Timeline (3 tracks): 1. Video: city timelapse (0-10s) 2. BGM: Lo-fi (0-10s, 35%) 3. Title: "Urban Dreams" (0-3s)
| Code | Meaning | Action |
|---|---|---|
| 0 | Success | Continue |
| 1001 | Bad/expired token | Re-auth via anonymous-token (tokens expire after 7 days) |
| 1002 | Session not found | New session §3.0 |
| 2001 | No credits | Anonymous: show registration URL with ?bind=<id> (get <id> from create-session or state response when needed). Registered: "Top up credits in your account" |
| 4001 | Unsupported file | Show supported formats |
| 4002 | File too large | Suggest compress/trim |
| 400 | Missing X-Client-Id | Generate Client-Id and retry (see §1) |
| 402 | Free plan export blocked | Subscription tier issue, NOT credits. "Register or upgrade your plan to unlock export." |
| 429 | Rate limit (1 token/client/7 days) | Retry in 30s once |
Auto Video Editor AI is designed to slot into the beginning of your post-production workflow, right after footage capture and before you open your editing software. Use it to generate your edit plan first, then execute that plan inside your preferred editor — whether that's DaVinci Resolve, Premiere Pro, CapCut, or a mobile app like InShot.
For teams, the edit plans generated by this skill make excellent briefing documents. Copy the output into your project management tool (Notion, Trello, Asana) and assign specific editing tasks to team members with clear instructions already written out. This eliminates back-and-forth between directors and editors about what the final cut should look like.
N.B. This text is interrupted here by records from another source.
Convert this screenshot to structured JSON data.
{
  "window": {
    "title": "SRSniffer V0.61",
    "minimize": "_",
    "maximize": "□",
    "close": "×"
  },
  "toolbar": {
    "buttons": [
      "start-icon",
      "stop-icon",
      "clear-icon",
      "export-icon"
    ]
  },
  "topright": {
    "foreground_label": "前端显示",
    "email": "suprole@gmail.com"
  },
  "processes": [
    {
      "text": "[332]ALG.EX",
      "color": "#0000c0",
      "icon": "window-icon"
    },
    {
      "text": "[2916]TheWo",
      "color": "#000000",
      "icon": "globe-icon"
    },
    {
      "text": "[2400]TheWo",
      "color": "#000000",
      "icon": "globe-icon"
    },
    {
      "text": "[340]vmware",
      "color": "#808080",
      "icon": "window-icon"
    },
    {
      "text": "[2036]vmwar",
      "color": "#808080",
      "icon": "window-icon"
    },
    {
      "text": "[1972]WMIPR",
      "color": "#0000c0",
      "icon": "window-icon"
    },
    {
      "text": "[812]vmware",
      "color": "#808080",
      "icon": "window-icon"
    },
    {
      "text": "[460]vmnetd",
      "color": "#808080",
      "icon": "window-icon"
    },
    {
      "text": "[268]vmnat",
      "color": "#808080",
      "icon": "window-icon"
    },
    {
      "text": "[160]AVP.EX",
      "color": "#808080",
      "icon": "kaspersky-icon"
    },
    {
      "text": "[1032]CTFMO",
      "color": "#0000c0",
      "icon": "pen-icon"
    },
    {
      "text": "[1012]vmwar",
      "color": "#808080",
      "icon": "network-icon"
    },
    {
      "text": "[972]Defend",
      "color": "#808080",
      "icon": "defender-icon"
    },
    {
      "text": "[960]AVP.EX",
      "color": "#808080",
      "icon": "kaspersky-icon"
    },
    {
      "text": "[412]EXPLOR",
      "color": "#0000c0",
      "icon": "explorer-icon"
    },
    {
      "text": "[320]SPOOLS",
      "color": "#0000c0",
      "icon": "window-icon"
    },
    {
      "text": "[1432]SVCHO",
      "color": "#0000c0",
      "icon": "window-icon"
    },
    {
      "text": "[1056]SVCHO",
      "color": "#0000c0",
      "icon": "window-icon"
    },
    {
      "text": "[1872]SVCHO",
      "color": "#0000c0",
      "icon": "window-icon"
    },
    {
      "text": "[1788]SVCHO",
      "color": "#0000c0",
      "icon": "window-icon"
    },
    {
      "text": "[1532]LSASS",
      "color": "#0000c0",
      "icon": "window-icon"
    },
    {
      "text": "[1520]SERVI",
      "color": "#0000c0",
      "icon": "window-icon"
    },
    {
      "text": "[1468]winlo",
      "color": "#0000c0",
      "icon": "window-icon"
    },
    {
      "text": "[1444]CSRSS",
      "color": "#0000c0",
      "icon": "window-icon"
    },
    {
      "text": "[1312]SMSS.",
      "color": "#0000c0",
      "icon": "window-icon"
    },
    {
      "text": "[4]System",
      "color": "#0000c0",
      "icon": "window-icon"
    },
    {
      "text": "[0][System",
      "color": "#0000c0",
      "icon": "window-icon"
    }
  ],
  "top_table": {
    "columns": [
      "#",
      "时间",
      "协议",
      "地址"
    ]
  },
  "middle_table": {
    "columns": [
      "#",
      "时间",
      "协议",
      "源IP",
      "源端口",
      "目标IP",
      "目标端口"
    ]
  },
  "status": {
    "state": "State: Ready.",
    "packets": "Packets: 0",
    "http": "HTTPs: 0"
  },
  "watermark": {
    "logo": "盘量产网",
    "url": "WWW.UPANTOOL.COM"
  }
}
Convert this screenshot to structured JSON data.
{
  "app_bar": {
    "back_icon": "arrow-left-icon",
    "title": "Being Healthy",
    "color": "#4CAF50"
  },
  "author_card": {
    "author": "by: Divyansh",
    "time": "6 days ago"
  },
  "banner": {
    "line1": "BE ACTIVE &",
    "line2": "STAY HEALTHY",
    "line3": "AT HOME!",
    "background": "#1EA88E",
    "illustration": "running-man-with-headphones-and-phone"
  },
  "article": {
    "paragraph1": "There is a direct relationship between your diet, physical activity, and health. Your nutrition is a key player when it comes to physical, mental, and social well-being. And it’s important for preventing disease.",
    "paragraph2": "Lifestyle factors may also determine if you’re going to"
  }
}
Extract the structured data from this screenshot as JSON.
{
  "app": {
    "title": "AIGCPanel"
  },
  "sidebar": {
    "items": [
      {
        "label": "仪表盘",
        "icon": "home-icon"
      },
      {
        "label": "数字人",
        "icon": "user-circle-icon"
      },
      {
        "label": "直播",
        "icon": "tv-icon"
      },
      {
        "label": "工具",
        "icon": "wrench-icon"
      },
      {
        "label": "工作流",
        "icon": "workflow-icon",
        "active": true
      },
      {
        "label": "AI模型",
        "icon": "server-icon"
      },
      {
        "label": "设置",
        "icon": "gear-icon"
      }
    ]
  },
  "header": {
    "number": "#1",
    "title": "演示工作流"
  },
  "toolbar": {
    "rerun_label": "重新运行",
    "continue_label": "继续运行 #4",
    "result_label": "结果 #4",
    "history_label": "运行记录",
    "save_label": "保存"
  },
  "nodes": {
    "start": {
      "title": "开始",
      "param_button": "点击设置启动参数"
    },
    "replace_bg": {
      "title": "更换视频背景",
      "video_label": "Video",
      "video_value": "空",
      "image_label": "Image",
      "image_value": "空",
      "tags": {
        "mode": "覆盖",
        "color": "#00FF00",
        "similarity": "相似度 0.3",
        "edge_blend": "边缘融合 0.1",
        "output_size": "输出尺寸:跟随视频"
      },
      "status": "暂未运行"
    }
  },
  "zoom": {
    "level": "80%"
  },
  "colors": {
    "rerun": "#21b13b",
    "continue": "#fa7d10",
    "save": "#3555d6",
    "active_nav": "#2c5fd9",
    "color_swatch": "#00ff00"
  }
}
If you repurpose content across platforms, run the same footage description through multiple prompts — one for YouTube, one for TikTok, one for LinkedIn — to get platform-specific edit plans from the same source material. This multi-format approach saves hours compared to re-editing from scratch each time and ensures every version is optimized for its intended audience and format.
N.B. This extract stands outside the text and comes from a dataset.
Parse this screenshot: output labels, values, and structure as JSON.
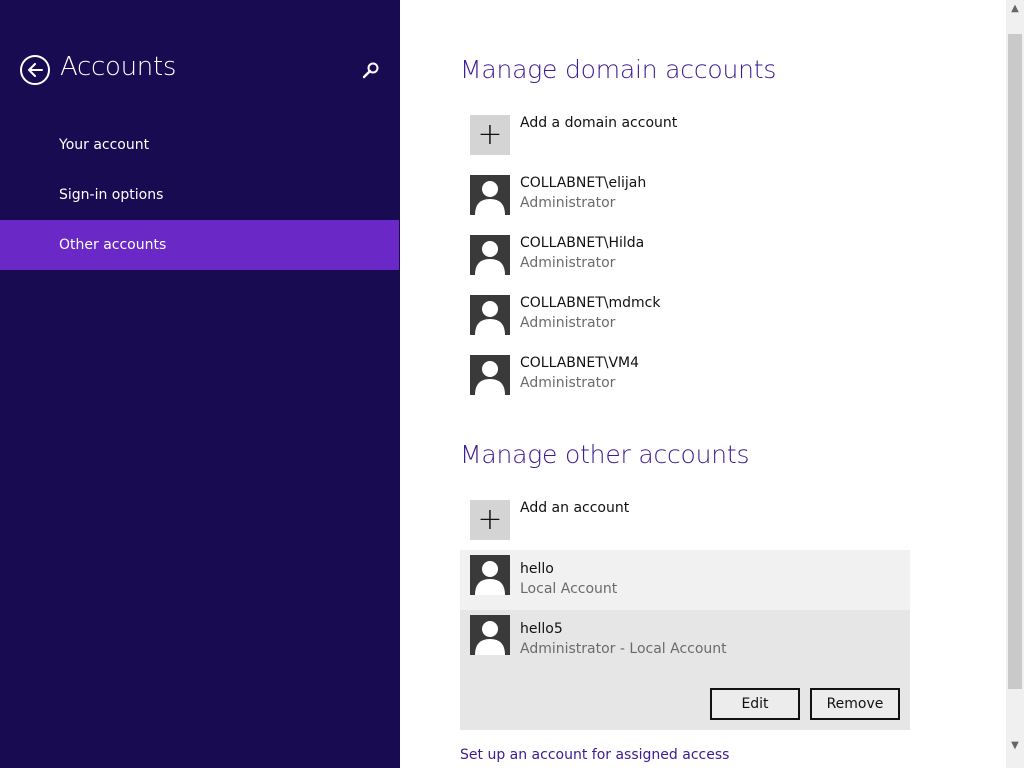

The more context you give Auto Video Editor AI, the more precise your edit plan will be. Instead of saying 'edit my video,' describe your footage in segments — for example, 'I have a 2-minute intro, 8 minutes of demo, and a 1-minute outro' — so the AI can make smart sequencing decisions based on real structure.
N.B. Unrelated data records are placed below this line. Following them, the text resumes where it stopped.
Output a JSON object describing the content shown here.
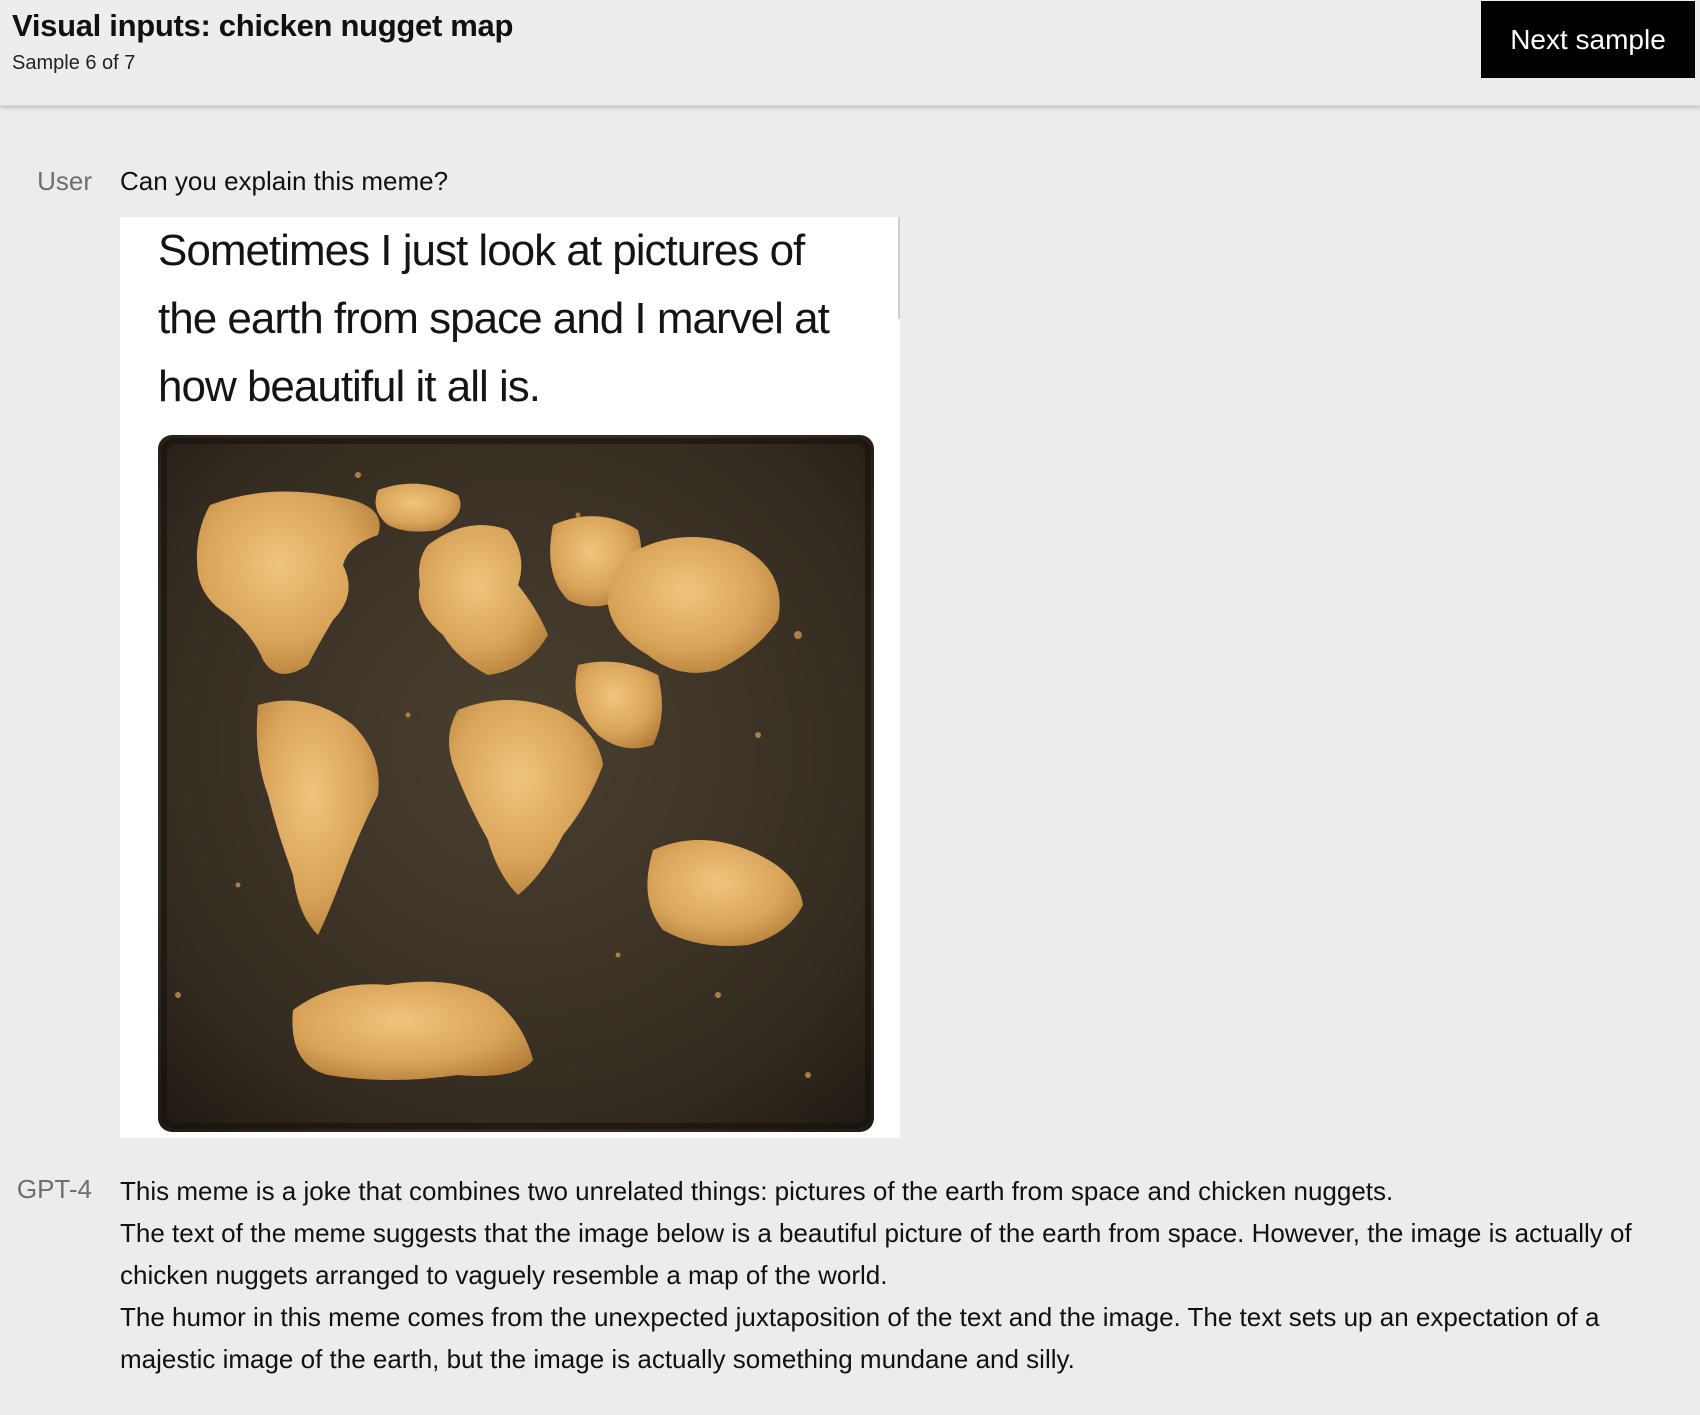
{
  "header": {
    "title": "Visual inputs: chicken nugget map",
    "subtitle": "Sample 6 of 7",
    "next_button": "Next sample"
  },
  "conversation": {
    "user": {
      "role_label": "User",
      "message": "Can you explain this meme?",
      "image": {
        "caption_lines": [
          "Sometimes I just look at pictures of",
          "the earth from space and I marvel at",
          "how beautiful it all is."
        ],
        "content": "chicken nuggets on a dark baking tray arranged like a world map"
      }
    },
    "assistant": {
      "role_label": "GPT-4",
      "paragraphs": [
        "This meme is a joke that combines two unrelated things: pictures of the earth from space and chicken nuggets.",
        "The text of the meme suggests that the image below is a beautiful picture of the earth from space. However, the image is actually of chicken nuggets arranged to vaguely resemble a map of the world.",
        "The humor in this meme comes from the unexpected juxtaposition of the text and the image. The text sets up an expectation of a majestic image of the earth, but the image is actually something mundane and silly."
      ]
    }
  },
  "colors": {
    "page_background": "#ececec",
    "button_background": "#000000",
    "button_text": "#ffffff",
    "role_label": "#6f6f6f",
    "tray": "#3b3226",
    "nugget": "#d9a45a"
  }
}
Always specify your target platform. A LinkedIn thought-leadership clip needs completely different pacing and text overlay strategy than a TikTok trend video. Mentioning your platform upfront means the edit plan will account for optimal video length, caption placement, and hook timing specific to that audience.
Use the skill iteratively. Start with a full edit plan, then ask follow-up prompts like 'rewrite the caption for the opening scene to be more punchy' or 'suggest three alternative ways to open this video.' Auto Video Editor AI works best as a back-and-forth collaborator, not a one-shot tool. The more you refine, the sharper your final output becomes.